The Walking Dead is successful. Both as a comic book and a TV-Series. Archie, one of the longest running comic books in existence, isn’t particularly successful as a comic book and has no TV series. So Archie decided to take a page from the Walking Dead and add zombies. Lame, right? Wrong. Afterlife with Archie is one of the best comics currently out there.
Archie has been a comic book staple for the past 73 years. He’s always been doing his own thing, though. The X-Men, Spider-Man and most of their superheroic compatriots and their villains came along. Archie stayed family friendly, G-Rated and – frankly – silly. Archie is what you give you three year old cousin when they ask for a comic book, because you don’t want your precious Spider-Man comics to be abused by a kid. Seriously, that’s what Archie is. One of the very few comic books that still are sold at the till in supermarkets. An entire macrocosm of comics on the fringes of comic books.
Until today. Because for some reason, Archie is currently battling zombies. In Afterlife with Archie, the main character, Archie Andrews, has not only his personal issues to deal with, but also a full blown zombie invasion into his hometown of Riverdale caused by none other than Sabrina the Teenage Witch, who has to face serious consequences for that epidemic herself.
Afterlife with Archie blends the best of what Archie has always been and the best of zombie stories. It builds on the characters and their history. Archie still has trouble deciding between Betty and Veronica – something that has been going on for seven decades, seeing as the two perpetual teenagers have been pining after the redheaded titular comic book character. But Archie also has his own survival to worry about. He still spends time with his friends at his favourite places, but now it’s in order to live another day, not to just wake up the next morning in a picture-perfect neighbourhood. His light-heartedness is still there, his recklessness, but it’s gained a kind of gravitas and occasionally that façade cracks. And Archie reveals what a heroic character he actually is.

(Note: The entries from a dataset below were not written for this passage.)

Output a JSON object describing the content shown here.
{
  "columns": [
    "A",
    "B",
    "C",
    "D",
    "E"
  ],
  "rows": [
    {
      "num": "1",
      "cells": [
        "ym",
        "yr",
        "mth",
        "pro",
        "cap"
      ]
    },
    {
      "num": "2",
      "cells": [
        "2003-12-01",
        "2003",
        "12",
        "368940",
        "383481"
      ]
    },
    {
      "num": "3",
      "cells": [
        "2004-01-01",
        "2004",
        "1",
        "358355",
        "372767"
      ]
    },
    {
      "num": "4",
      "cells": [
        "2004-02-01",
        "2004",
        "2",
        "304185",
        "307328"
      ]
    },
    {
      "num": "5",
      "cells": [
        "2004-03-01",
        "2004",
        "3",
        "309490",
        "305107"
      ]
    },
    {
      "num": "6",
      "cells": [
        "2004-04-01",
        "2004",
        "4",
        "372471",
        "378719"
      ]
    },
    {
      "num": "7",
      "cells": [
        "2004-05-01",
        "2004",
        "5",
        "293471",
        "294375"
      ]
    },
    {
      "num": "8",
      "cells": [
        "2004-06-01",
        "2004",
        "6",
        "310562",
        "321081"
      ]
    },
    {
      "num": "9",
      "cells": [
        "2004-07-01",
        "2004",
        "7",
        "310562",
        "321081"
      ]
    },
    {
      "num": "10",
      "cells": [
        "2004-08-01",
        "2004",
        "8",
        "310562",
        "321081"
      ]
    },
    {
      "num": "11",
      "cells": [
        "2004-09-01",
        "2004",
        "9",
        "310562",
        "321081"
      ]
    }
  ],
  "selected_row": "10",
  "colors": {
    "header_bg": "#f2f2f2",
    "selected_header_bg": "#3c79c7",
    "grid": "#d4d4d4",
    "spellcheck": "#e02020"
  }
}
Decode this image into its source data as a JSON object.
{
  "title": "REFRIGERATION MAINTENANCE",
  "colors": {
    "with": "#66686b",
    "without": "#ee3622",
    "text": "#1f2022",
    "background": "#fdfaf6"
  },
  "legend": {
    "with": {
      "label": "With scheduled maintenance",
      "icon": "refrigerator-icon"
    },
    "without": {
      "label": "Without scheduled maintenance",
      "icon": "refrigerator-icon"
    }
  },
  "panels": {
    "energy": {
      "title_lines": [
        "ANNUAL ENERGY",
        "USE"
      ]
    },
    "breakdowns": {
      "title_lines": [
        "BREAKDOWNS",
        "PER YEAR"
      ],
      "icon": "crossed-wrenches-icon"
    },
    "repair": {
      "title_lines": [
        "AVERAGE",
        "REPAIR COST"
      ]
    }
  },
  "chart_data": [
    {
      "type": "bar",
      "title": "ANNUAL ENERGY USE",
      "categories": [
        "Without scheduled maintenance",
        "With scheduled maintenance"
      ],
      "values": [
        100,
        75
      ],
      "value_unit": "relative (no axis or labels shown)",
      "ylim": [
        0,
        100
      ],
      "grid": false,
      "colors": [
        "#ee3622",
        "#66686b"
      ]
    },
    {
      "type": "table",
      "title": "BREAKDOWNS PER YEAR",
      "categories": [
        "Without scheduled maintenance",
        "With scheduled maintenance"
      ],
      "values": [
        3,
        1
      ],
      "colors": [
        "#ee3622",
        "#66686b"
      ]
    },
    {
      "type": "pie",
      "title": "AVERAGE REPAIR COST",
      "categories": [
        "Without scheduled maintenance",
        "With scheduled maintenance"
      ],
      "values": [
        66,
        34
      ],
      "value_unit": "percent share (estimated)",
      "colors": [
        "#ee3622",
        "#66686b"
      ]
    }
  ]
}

Like the best horror stories in the history of the genre, Afterlife with Archie doesn’t go for visual shock. There’s blood, yes, because Afterlife with Archie is the first Archie comic ever to not be all-ages. Instead, the book builds on tension. You get this uncanny feeling of dread, of fear and of pressure. It’s the fear of the unknown that drives this book.

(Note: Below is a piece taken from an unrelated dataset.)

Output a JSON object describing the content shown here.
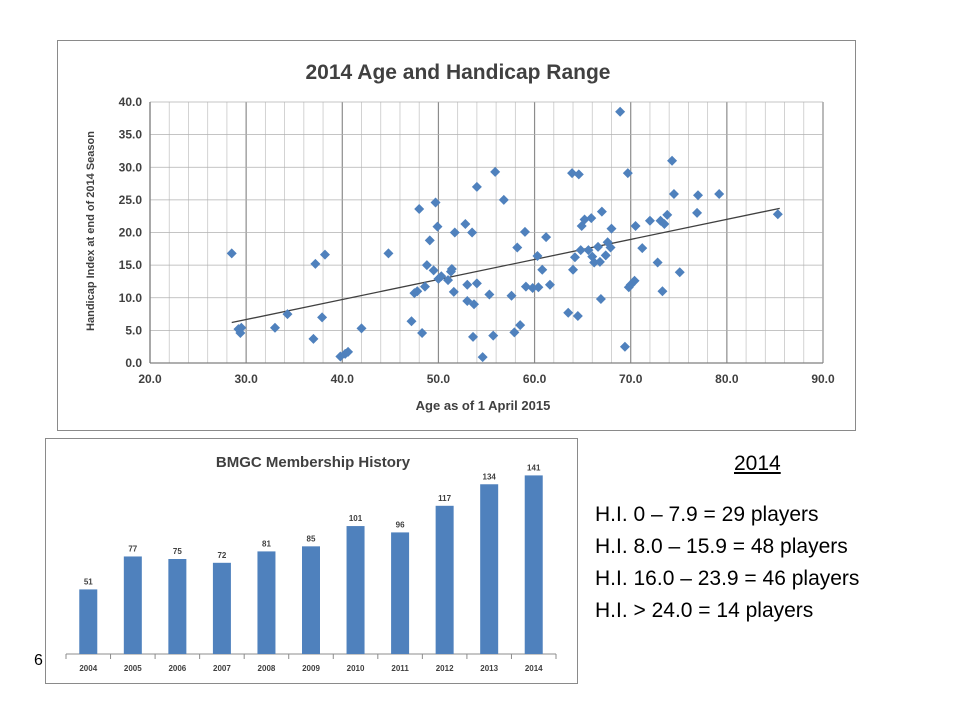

Then there’s also the fact that Archie comics can finally be a bit more forthright with their characters. Sure, there’s been a gay character named Kevin Keene and he’s openly gay. But this is Archie. Nothing will ever come of it. No kisses, no big political statement or anything. Because that’s not what Archie is. That doesn’t mean they’re going for sex, blood, gore and whatnot, because that would be the easy way out.
And it’s not just the writing by Roberto Aguirre-Sacasa that conveys genuine character moments with a gravity that is rarely seen in comic books these days. It’s not just his ability to twist the familiar elements of Archie lore into something either completely hideous or something infinitely sad, but also the artist’s great work. You see, Afterlife with Archie is drawn by none other than Francesco Francavilla, who’s done stellar work on Batman and a number of other titles. It’s not cute, it’s not overly gory, and it’s not going for shock either. It’s rather out there, rather artsy, with stark contrasts and a lot of colour. With this blending of horror and family friendliness, terror and happiness, character moments and sheer terror, Archie just might be on to something that could make the characters relevant for today’s audiences and tastes again.
So you have extraordinary characters, extraordinary writing and extraordinary art. So I guess what I’m trying to say is this: Go buy this book. You don’t have to be a horror fan or a comic book fan to enjoy it. It’s a good story with interesting visual and the occasional zombie.